I want to make a quick reference or some pages, that contains short rate models . I know some models but I am not sure that ,this list is complete ...please help me to $\textbf{improve}$ this list .thanks in advanced.

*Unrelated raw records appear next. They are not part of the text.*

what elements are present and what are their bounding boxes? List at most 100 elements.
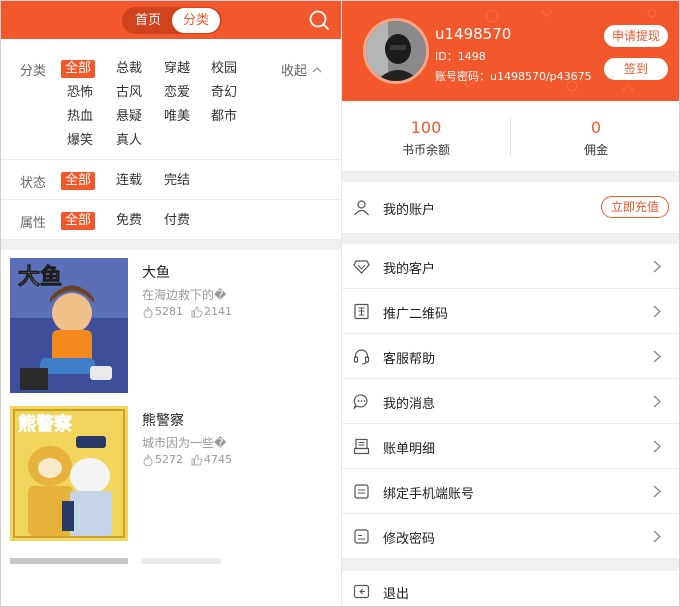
flame-icon xyxy=(143,453,153,466)
category-chip[interactable]: 热血 xyxy=(63,108,97,126)
withdraw-button[interactable]: 申请提现 xyxy=(604,25,668,47)
phone-bind-icon xyxy=(354,484,369,499)
search-icon[interactable] xyxy=(308,9,330,31)
section-gap xyxy=(342,172,679,182)
category-chip[interactable]: 悬疑 xyxy=(112,108,146,126)
menu-item-label: 账单明细 xyxy=(383,442,436,457)
chevron-right-icon xyxy=(653,260,661,273)
profile-header: u1498570 ID：1498 账号密码：u1498570/p43675 申请… xyxy=(342,1,679,101)
cover-illustration: 大鱼 xyxy=(10,258,128,393)
status-filter-label: 状态 xyxy=(20,176,47,191)
menu-item-my-customers[interactable]: 我的客户 xyxy=(342,244,679,289)
edit-password-icon xyxy=(354,529,369,544)
like-count: 4745 xyxy=(191,453,232,466)
category-chip[interactable]: 古风 xyxy=(112,84,146,102)
status-filter-row: 状态 全部 连载 完结 xyxy=(1,160,341,200)
avatar-image xyxy=(366,21,426,81)
book-description: 在海边救下的� xyxy=(142,288,227,302)
like-count: 2141 xyxy=(191,305,232,318)
logout-label: 退出 xyxy=(383,587,410,602)
cover-title-text: 熊警察 xyxy=(18,413,73,435)
menu-item-label: 绑定手机端账号 xyxy=(383,487,475,502)
thumbs-up-icon xyxy=(191,454,203,465)
tab-home[interactable]: 首页 xyxy=(125,7,171,34)
category-chip[interactable]: 都市 xyxy=(207,108,241,126)
user-center-panel: u1498570 ID：1498 账号密码：u1498570/p43675 申请… xyxy=(341,1,679,606)
attribute-chip-all[interactable]: 全部 xyxy=(61,212,96,230)
status-chip[interactable]: 连载 xyxy=(112,172,146,190)
sign-in-button[interactable]: 签到 xyxy=(604,58,668,80)
book-item[interactable]: 大鱼 大鱼 在海边救下的� 5281 2141 xyxy=(1,250,341,398)
hot-count: 5281 xyxy=(142,305,183,318)
logout-icon xyxy=(353,584,370,599)
menu-item-label: 我的账户 xyxy=(383,203,436,218)
book-title[interactable]: 大鱼 xyxy=(142,262,170,282)
coin-balance-value: 100 xyxy=(410,118,442,137)
section-gap xyxy=(342,234,679,244)
menu-item-bill-details[interactable]: 账单明细 xyxy=(342,424,679,469)
chevron-right-icon xyxy=(653,440,661,453)
menu-item-label: 我的消息 xyxy=(383,397,436,412)
book-cover-partial xyxy=(10,558,128,564)
book-stats: 5281 2141 xyxy=(142,305,240,318)
attribute-chip[interactable]: 免费 xyxy=(112,212,146,230)
coin-balance: 100 书币余额 xyxy=(342,119,510,158)
book-title[interactable]: 熊警察 xyxy=(142,410,184,430)
cover-title-text: 大鱼 xyxy=(18,264,62,290)
collapse-label: 收起 xyxy=(281,64,308,79)
tab-switcher: 首页 分类 xyxy=(122,7,222,34)
category-chip[interactable]: 唯美 xyxy=(160,108,194,126)
book-cover[interactable]: 熊警察 xyxy=(10,406,128,541)
logout-item[interactable]: 退出 xyxy=(342,571,679,606)
chevron-right-icon xyxy=(653,530,661,543)
cover-illustration: 熊警察 xyxy=(10,406,128,541)
category-chip-all[interactable]: 全部 xyxy=(61,60,96,78)
category-chip[interactable]: 恋爱 xyxy=(160,84,194,102)
flame-icon xyxy=(143,305,153,318)
chevron-right-icon xyxy=(653,395,661,408)
category-chip[interactable]: 校园 xyxy=(207,60,241,78)
book-cover[interactable]: 大鱼 xyxy=(10,258,128,393)
like-count-value: 4745 xyxy=(204,453,232,466)
receipt-icon xyxy=(353,438,370,455)
attribute-chip[interactable]: 付费 xyxy=(160,212,194,230)
menu-item-my-messages[interactable]: 我的消息 xyxy=(342,379,679,424)
status-chip[interactable]: 完结 xyxy=(160,172,194,190)
menu-item-my-account[interactable]: 我的账户 立即充值 xyxy=(342,182,679,234)
username: u1498570 xyxy=(435,25,512,43)
menu-item-change-password[interactable]: 修改密码 xyxy=(342,514,679,559)
avatar[interactable] xyxy=(363,18,429,84)
user-icon xyxy=(354,200,369,216)
tab-category[interactable]: 分类 xyxy=(172,8,220,33)
chevron-right-icon xyxy=(653,305,661,318)
balance-summary: 100 书币余额 0 佣金 xyxy=(342,101,679,172)
menu-item-bind-mobile[interactable]: 绑定手机端账号 xyxy=(342,469,679,514)
section-gap xyxy=(1,240,341,250)
commission-value: 0 xyxy=(590,118,602,137)
status-chip-all[interactable]: 全部 xyxy=(61,172,96,190)
category-chip[interactable]: 奇幻 xyxy=(207,84,241,102)
diamond-icon xyxy=(353,260,370,274)
thumbs-up-icon xyxy=(191,306,203,317)
hot-count-value: 5281 xyxy=(155,305,183,318)
headset-icon xyxy=(353,349,370,365)
collapse-toggle[interactable]: 收起 xyxy=(281,60,322,79)
chevron-up-icon xyxy=(312,66,322,72)
category-chip[interactable]: 总裁 xyxy=(112,60,146,78)
filter-section: 分类 全部 总裁 穿越 校园 恐怖 古风 恋爱 奇幻 热血 悬疑 唯美 都市 爆… xyxy=(1,39,341,240)
category-chip[interactable]: 真人 xyxy=(112,132,146,150)
hot-count-value: 5272 xyxy=(155,453,183,466)
menu-item-label: 客服帮助 xyxy=(383,352,436,367)
category-chip[interactable]: 穿越 xyxy=(160,60,194,78)
chevron-right-icon xyxy=(653,350,661,363)
category-chip[interactable]: 恐怖 xyxy=(63,84,97,102)
category-chip[interactable]: 爆笑 xyxy=(63,132,97,150)
section-gap xyxy=(342,559,679,571)
chevron-right-icon xyxy=(653,485,661,498)
book-item[interactable]: 熊警察 熊警察 城市因为一些� 5272 4745 xyxy=(1,398,341,546)
recharge-button[interactable]: 立即充值 xyxy=(601,196,669,218)
book-description: 城市因为一些� xyxy=(142,436,227,450)
user-id: ID：1498 xyxy=(435,50,486,63)
menu-item-customer-help[interactable]: 客服帮助 xyxy=(342,334,679,379)
menu-item-qr-code[interactable]: 推广二维码 xyxy=(342,289,679,334)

$$\textbf{One-factor short-rate models}$$
Merton's model (1973) $${{r}_{t}}={{r}_{0}}+at+\sigma W_{t}^{*} $$ Vasicek model (1977) $$d{{r}_{t}}=(\theta -\alpha {{r}_{t}})dt+\sigma d{{W}_{t}}$$ Rendleman–Bartter model (1980)$$d{{r}_{t}}=\theta {{r}_{t}}dt+\sigma {{r}_{t}}d{{W}_{t}}$$ Cox–Ingersoll–Ross model (1985) $$d{{r}_{t}}=(\theta -\alpha {{r}_{t}})dt+\sqrt{{{r}_{t}}}\sigma d{{W}_{t}}$$ Ho–Lee model (1986)$$d{{r}_{t}}={{\theta }_{t}}dt+\sigma d{{W}_{t}}$$ Hull–White model (1990)—also called the extended Vasicek model $$d{{r}_{t}}=({{\theta }_{t}}-\alpha {{r}_{t}})dt+{{\sigma }_{t}}d{{W}_{t}}$$ Black–Derman–Toy model (1990) $$d\ln (r)=[{{\theta }_{t}}+\frac{{{{{\sigma }'}}_{t}}}{{{\sigma }_{t}}}\ln (r)]dt+{{\sigma }_{t}}d{{W}_{t}}$$ Black–Karasinski model (1991) $$ d\ln (r)=[{{\theta }_{t}}-{{\phi }_{t}}\ln (r)]dt+{{\sigma }_{t}}d{{W}_{t}}$$ Kalotay–Williams–Fabozzi model (1993) $$d\ln ({{r}_{t}})={{\theta }_{t}}dt+\sigma d{{W}_{t}}$$
$$\textbf{Multi-factor short-rate models}$$
Longstaff–Schwartz model (1992)$$\begin{align} & d{{X}_{t}}=({{a}_{t}}-b{{X}_{t}})dt+\sqrt{{{X}_{t}}}{{c}_{t}}d{{W}_{1t}} \\ & d{{Y}_{t}}=({{d}_{t}}-e{{Y}_{t}})dt+\sqrt{{{Y}_{t}}}{{f}_{t}}d{{W}_{2t}} \\ & d{{r}_{t}}=(\mu X+\theta Y)dt+{{\sigma }_{t}}\sqrt{Y}d{{W}_{3t}} \\ \end{align} $$ Chen model (1996)$$\begin{align} & d{{r}_{t}}=({{\theta }_{t}}-{{\alpha }_{t}})dt+\sqrt{{{r}_{t}}}{{\sigma }_{t}}d{{W}_{t}} \\ & d{{\alpha }_{t}}=({{\zeta }_{t}}-{{\alpha }_{t}})dt+\sqrt{{{\alpha }_{t}}}{{\sigma }_{t}}d{{W}_{t}} \\ & d{{\sigma }_{t}}=({{\beta }_{t}}-{{\sigma }_{t}})dt+\sqrt{{{\sigma }_{t}}}{{\eta }_{t}}d{{W}_{t}} \\ \end{align} $$